With the rotted board in one hand, he grabbed her with the other and nearly dragged her from the stallion stable.
“Talel asked us to stay in the stallion barn.”
“I know. That’s why we’re not staying here. The stallions are the big money. They’re the ones everyone cares about. Those are the prizewinners in there. I want to see how the other half lives.”
Wesley seemed on high alert as they left the stallion stable and headed down a path toward a white barn with green trim. It looked just as elegant and well-maintained, but when he reached the door and saw a big silver padlock hanging off the door handle, he swore.
“Dammit. Locked.” He stared at it with such intensity Nora thought he was trying to open it with sheer mental power.
“Why would anyone lock up the mares, but not lock up the prizewinning stallions?”
“That’s my question.”
“Well, better find out the answer, then.”
Nora pushed past Wesley, opened her bag and pulled out her lock-pick set. “Cover me.”
“Nora, what are you doing?”
“Stop freaking out. I’m just picking the lock. Give me a second.”

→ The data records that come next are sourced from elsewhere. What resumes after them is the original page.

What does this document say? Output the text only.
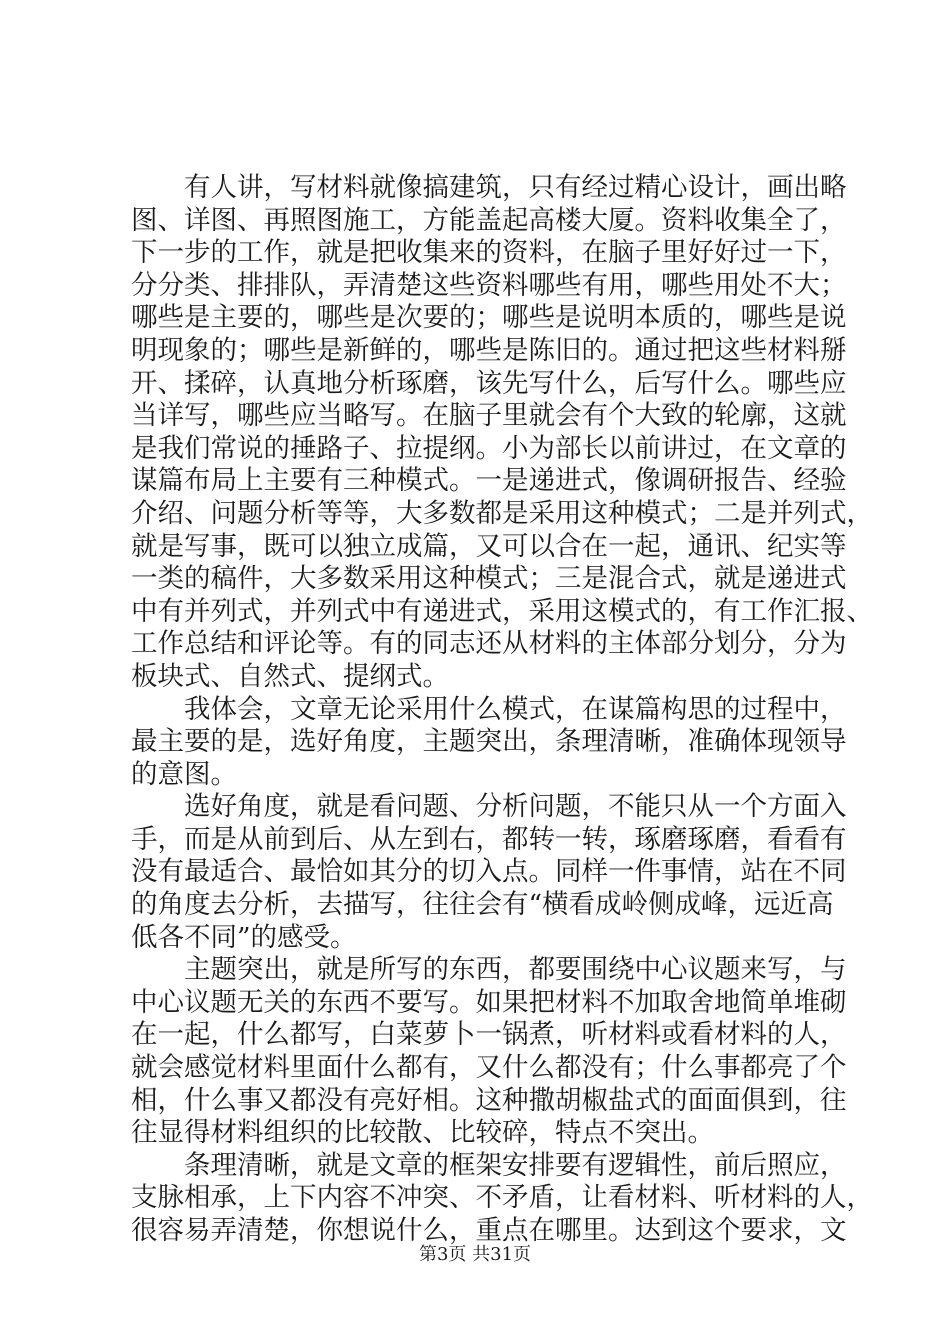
　　有人讲，写材料就像搞建筑，只有经过精心设计，画出略
图、详图、再照图施工，方能盖起高楼大厦。资料收集全了，
下一步的工作，就是把收集来的资料，在脑子里好好过一下，
分分类、排排队，弄清楚这些资料哪些有用，哪些用处不大；
哪些是主要的，哪些是次要的；哪些是说明本质的，哪些是说
明现象的；哪些是新鲜的，哪些是陈旧的。通过把这些材料掰
开、揉碎，认真地分析琢磨，该先写什么，后写什么。哪些应
当详写，哪些应当略写。在脑子里就会有个大致的轮廓，这就
是我们常说的捶路子、拉提纲。小为部长以前讲过，在文章的
谋篇布局上主要有三种模式。一是递进式，像调研报告、经验
介绍、问题分析等等，大多数都是采用这种模式；二是并列式，
就是写事，既可以独立成篇，又可以合在一起，通讯、纪实等
一类的稿件，大多数采用这种模式；三是混合式，就是递进式
中有并列式，并列式中有递进式，采用这模式的，有工作汇报、
工作总结和评论等。有的同志还从材料的主体部分划分，分为
板块式、自然式、提纲式。
　　我体会，文章无论采用什么模式，在谋篇构思的过程中，
最主要的是，选好角度，主题突出，条理清晰，准确体现领导
的意图。
　　选好角度，就是看问题、分析问题，不能只从一个方面入
手，而是从前到后、从左到右，都转一转，琢磨琢磨，看看有
没有最适合、最恰如其分的切入点。同样一件事情，站在不同
的角度去分析，去描写，往往会有“横看成岭侧成峰，远近高
低各不同”的感受。
　　主题突出，就是所写的东西，都要围绕中心议题来写，与
中心议题无关的东西不要写。如果把材料不加取舍地简单堆砌
在一起，什么都写，白菜萝卜一锅煮，听材料或看材料的人，
就会感觉材料里面什么都有，又什么都没有；什么事都亮了个
相，什么事又都没有亮好相。这种撒胡椒盐式的面面俱到，往
往显得材料组织的比较散、比较碎，特点不突出。
　　条理清晰，就是文章的框架安排要有逻辑性，前后照应，
支脉相承，上下内容不冲突、不矛盾，让看材料、听材料的人，
很容易弄清楚，你想说什么，重点在哪里。达到这个要求，文
第3页 共31页
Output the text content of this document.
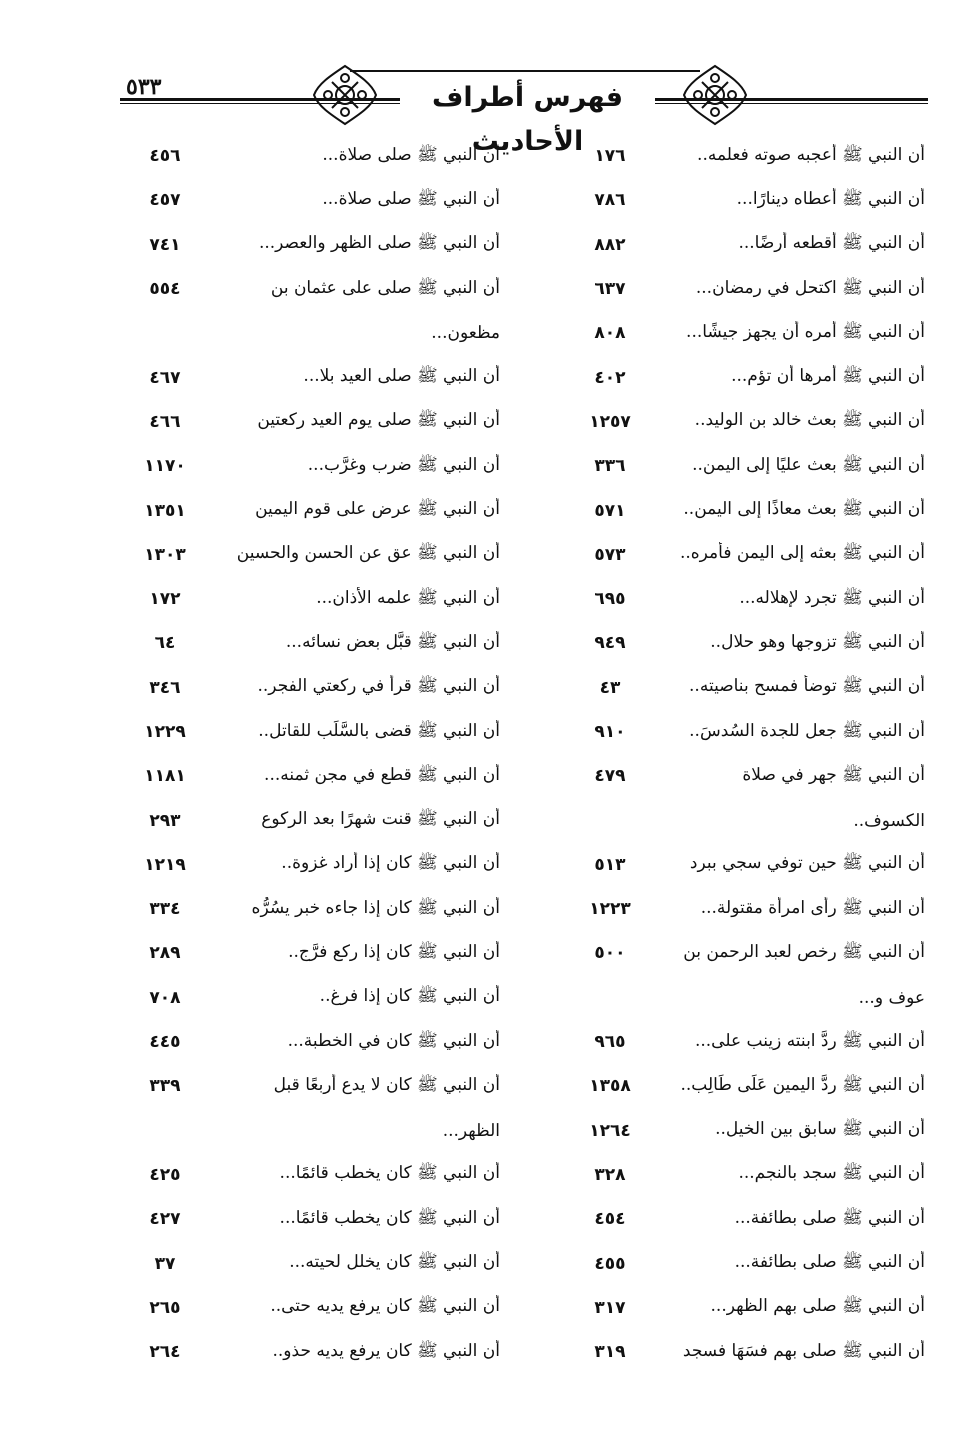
٥٣٣	فهرس أطراف الأحاديث	أن النبي ﷺ أعجبه صوته فعلمه..
١٧٦
أن النبي ﷺ أعطاه دينارًا...
٧٨٦
أن النبي ﷺ أقطعه أرضًا...
٨٨٢
أن النبي ﷺ اكتحل في رمضان...
٦٣٧
أن النبي ﷺ أمره أن يجهز جيشًا...
٨٠٨
أن النبي ﷺ أمرها أن تؤم...
٤٠٢
أن النبي ﷺ بعث خالد بن الوليد..
١٢٥٧
أن النبي ﷺ بعث عليًا إلى اليمن..
٣٣٦
أن النبي ﷺ بعث معاذًا إلى اليمن..
٥٧١
أن النبي ﷺ بعثه إلى اليمن فأمره..
٥٧٣
أن النبي ﷺ تجرد لإهلاله...
٦٩٥
أن النبي ﷺ تزوجها وهو حلال..
٩٤٩
أن النبي ﷺ توضأ فمسح بناصيته..
٤٣
أن النبي ﷺ جعل للجدة السُدسَ..
٩١٠
أن النبي ﷺ جهر في صلاة
٤٧٩
الكسوف..
أن النبي ﷺ حين توفي سجي ببرد
٥١٣
أن النبي ﷺ رأى امرأة مقتولة...
١٢٢٣
أن النبي ﷺ رخص لعبد الرحمن بن
٥٠٠
عوف و...
أن النبي ﷺ ردَّ ابنته زينب على...
٩٦٥
أن النبي ﷺ ردَّ اليمين عَلَى طَالِب..
١٣٥٨
أن النبي ﷺ سابق بين الخيل..
١٢٦٤
أن النبي ﷺ سجد بالنجم...
٣٢٨
أن النبي ﷺ صلى بطائفة...
٤٥٤
أن النبي ﷺ صلى بطائفة...
٤٥٥
أن النبي ﷺ صلى بهم الظهر...
٣١٧
أن النبي ﷺ صلى بهم فسَهَا فسجد
٣١٩
أن النبي ﷺ صلى صلاة...
٤٥٦
أن النبي ﷺ صلى صلاة...
٤٥٧
أن النبي ﷺ صلى الظهر والعصر...
٧٤١
أن النبي ﷺ صلى على عثمان بن
٥٥٤
مظعون...
أن النبي ﷺ صلى العيد بلا...
٤٦٧
أن النبي ﷺ صلى يوم العيد ركعتين
٤٦٦
أن النبي ﷺ ضرب وغرَّب...
١١٧٠
أن النبي ﷺ عرض على قوم اليمين
١٣٥١
أن النبي ﷺ عق عن الحسن والحسين
١٣٠٣
أن النبي ﷺ علمه الأذان...
١٧٢
أن النبي ﷺ قبَّل بعض نسائه...
٦٤
أن النبي ﷺ قرأ في ركعتي الفجر..
٣٤٦
أن النبي ﷺ قضى بالسَّلَب للقاتل..
١٢٢٩
أن النبي ﷺ قطع في مجن ثمنه...
١١٨١
أن النبي ﷺ قنت شهرًا بعد الركوع
٢٩٣
أن النبي ﷺ كان إذا أراد غزوة..
١٢١٩
أن النبي ﷺ كان إذا جاءه خبر يسُرُّه
٣٣٤
أن النبي ﷺ كان إذا ركع فرَّج..
٢٨٩
أن النبي ﷺ كان إذا فرغ..
٧٠٨
أن النبي ﷺ كان في الخطبة...
٤٤٥
أن النبي ﷺ كان لا يدع أربعًا قبل
٣٣٩
الظهر...
أن النبي ﷺ كان يخطب قائمًا...
٤٢٥
أن النبي ﷺ كان يخطب قائمًا...
٤٢٧
أن النبي ﷺ كان يخلل لحيته...
٣٧
أن النبي ﷺ كان يرفع يديه حتى..
٢٦٥
أن النبي ﷺ كان يرفع يديه حذو..
٢٦٤
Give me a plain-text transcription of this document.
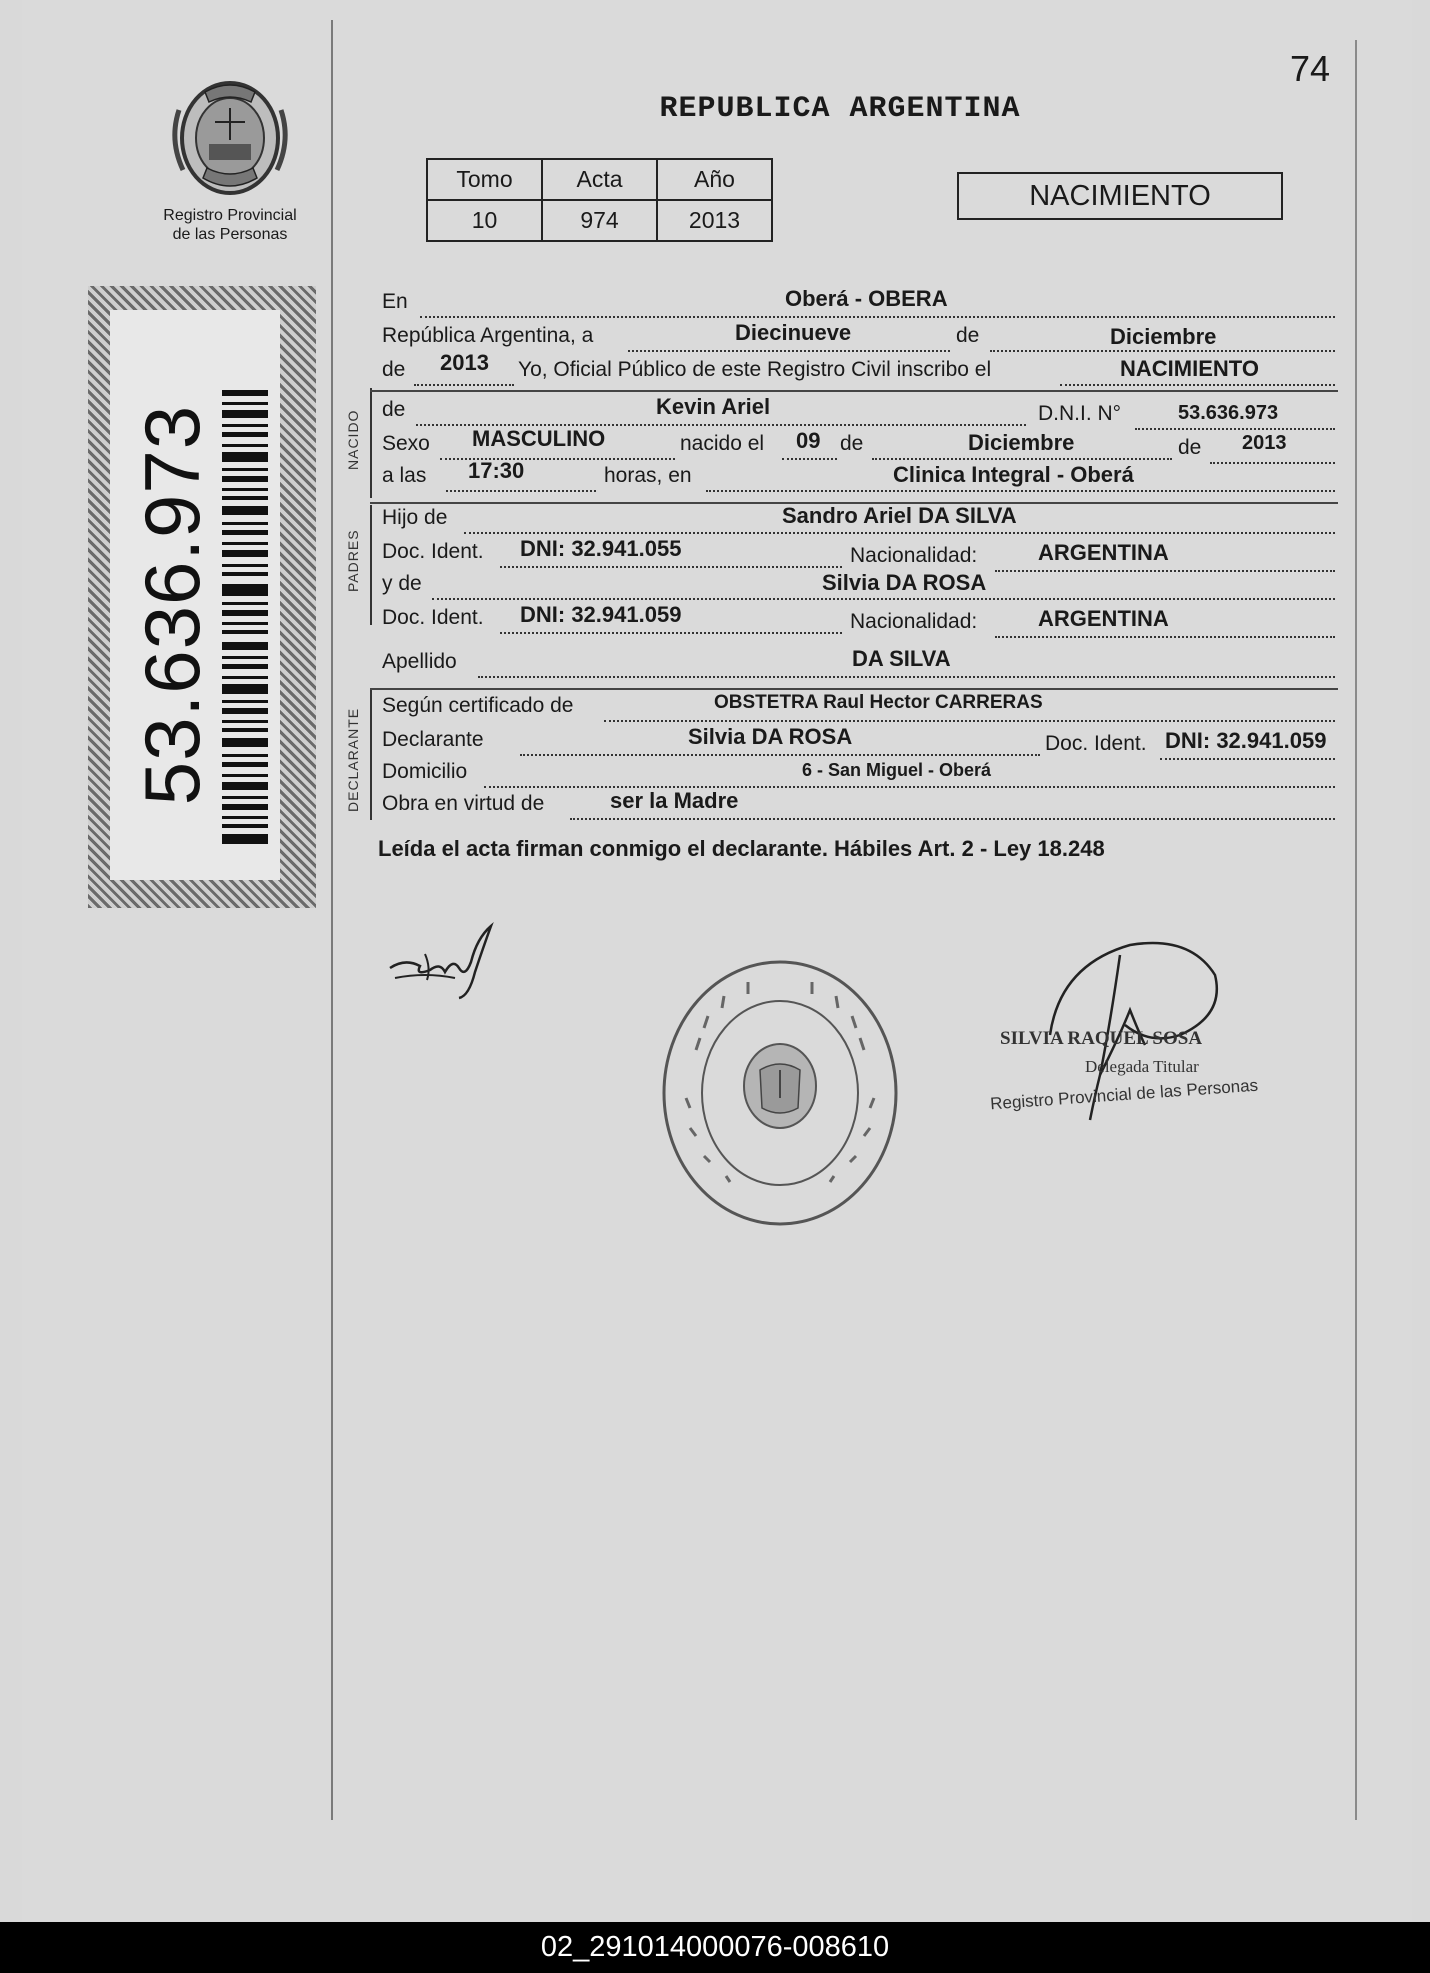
74
REPUBLICA ARGENTINA
Registro Provincial
de las Personas
Tomo	Acta	Año
10	974	2013
NACIMIENTO
53.636.973	NACIDO
PADRES
DECLARANTE
En	Oberá - OBERA
República Argentina, a	Diecinueve	de	Diciembre
de 2013 Yo, Oficial Público de este Registro Civil inscribo el	NACIMIENTO
de	Kevin Ariel	D.N.I. N°	53.636.973
Sexo MASCULINO	nacido el 09 de	Diciembre	de 2013
a las 17:30	horas, en	Clinica Integral - Oberá
Hijo de	Sandro Ariel DA SILVA
Doc. Ident. DNI: 32.941.055	Nacionalidad:	ARGENTINA
y de	Silvia DA ROSA
Doc. Ident. DNI: 32.941.059	Nacionalidad:	ARGENTINA
Apellido	DA SILVA
Según certificado de	OBSTETRA Raul Hector CARRERAS
Declarante	Silvia DA ROSA	Doc. Ident. DNI: 32.941.059
Domicilio	6 - San Miguel - Oberá
Obra en virtud de	ser la Madre
Leída el acta firman conmigo el declarante. Hábiles Art. 2 - Ley 18.248
SILVIA RAQUEL SOSA
Delegada Titular
Registro Provincial de las Personas
02_291014000076-008610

“How do you know how to pick locks? And why do you have a lock-pick set in your purse?”
“Wesley, my boy, I got arrested at age fifteen. That was arrest number one. There have been twelve since. You get arrested as many times as I have, and you start planning for all contingencies.”
“Nora…”
She popped the padlock and it fell off the handle. They slipped inside the barn and closed the door behind them.
“Fine.” She turned her face up to Wesley. “Søren’s really into bondage. Huge shocker, right?”
“I’m stunned beyond words.”
Nora rolled her eyes. “I learned how to pick locks to piss him off. I wanted him to know that anything he put me into, I could get out of. Even if I didn’t try.”
“Why? I thought you loved him.”
“I do love him. Love and having an escape plan are not mutually exclusive. They are, in fact, both highly recommended.” Nora found a light switch and flicked it on. “Now this is weird.”
“Yeah, tell me about it.”
In silence they studied the stable. It was empty. Completely empty. No horses. No horse tack. No staff. No jockeys. No nothing. Just old straw on the floor rotting away in the sweltering darkness.
“Looks like it’s been empty for a long time.” Wesley peeked his head into every stall.
“Feels like it, too. Weird putting a lock on an empty stable and not on the one full of moneymaking horses.”
“Let’s check out the others.”
“I’ve got my picks.”
Nora followed Wesley from the second stable to the third. Again they found it padlocked. Again they found it empty. The fourth and fifth stables were also empty. No horses. No nothing.
“What the hell is going on?” Wesley stood in the final stable and stared at the nothingness it contained.
“You tell me. You’re the horse expert.”
“I don’t know. Unless Talel’s moved all his horses to another farm...makes no sense. A farm this size should have hundreds of horses—yearlings, stallions, broodmares. Even if he’d moved all his horses to another farm, he should at least have some mares here that he’s boarding for others. We’re boarding about a hundred horses that aren’t ours.”
“I should go ask him. He’ll tell me anything.”
“Don’t ask him. Not yet. I want to ask some of my own questions first.”
“Like what?”
Wesley held up the board from the stallion stable. “Fresh paint over rotting wood, Nora? My first question is going to be why can’t a billionaire afford to fix his broken stall doors?”
Nora looked at the wood and then looked up at Wesley. He saw something in her eyes, something like understanding. He waited, but she didn’t seem willing to enlighten him. Heavily, she exhaled, as the light in her eyes went out again.
“Damn good question.”
NORTH
The Past
Kingsley groaned in the back of his throat, a groan Søren swallowed with his mouth. He pulled on the rope that bound him to the cold metal at the head of the cot, but couldn’t free his hands.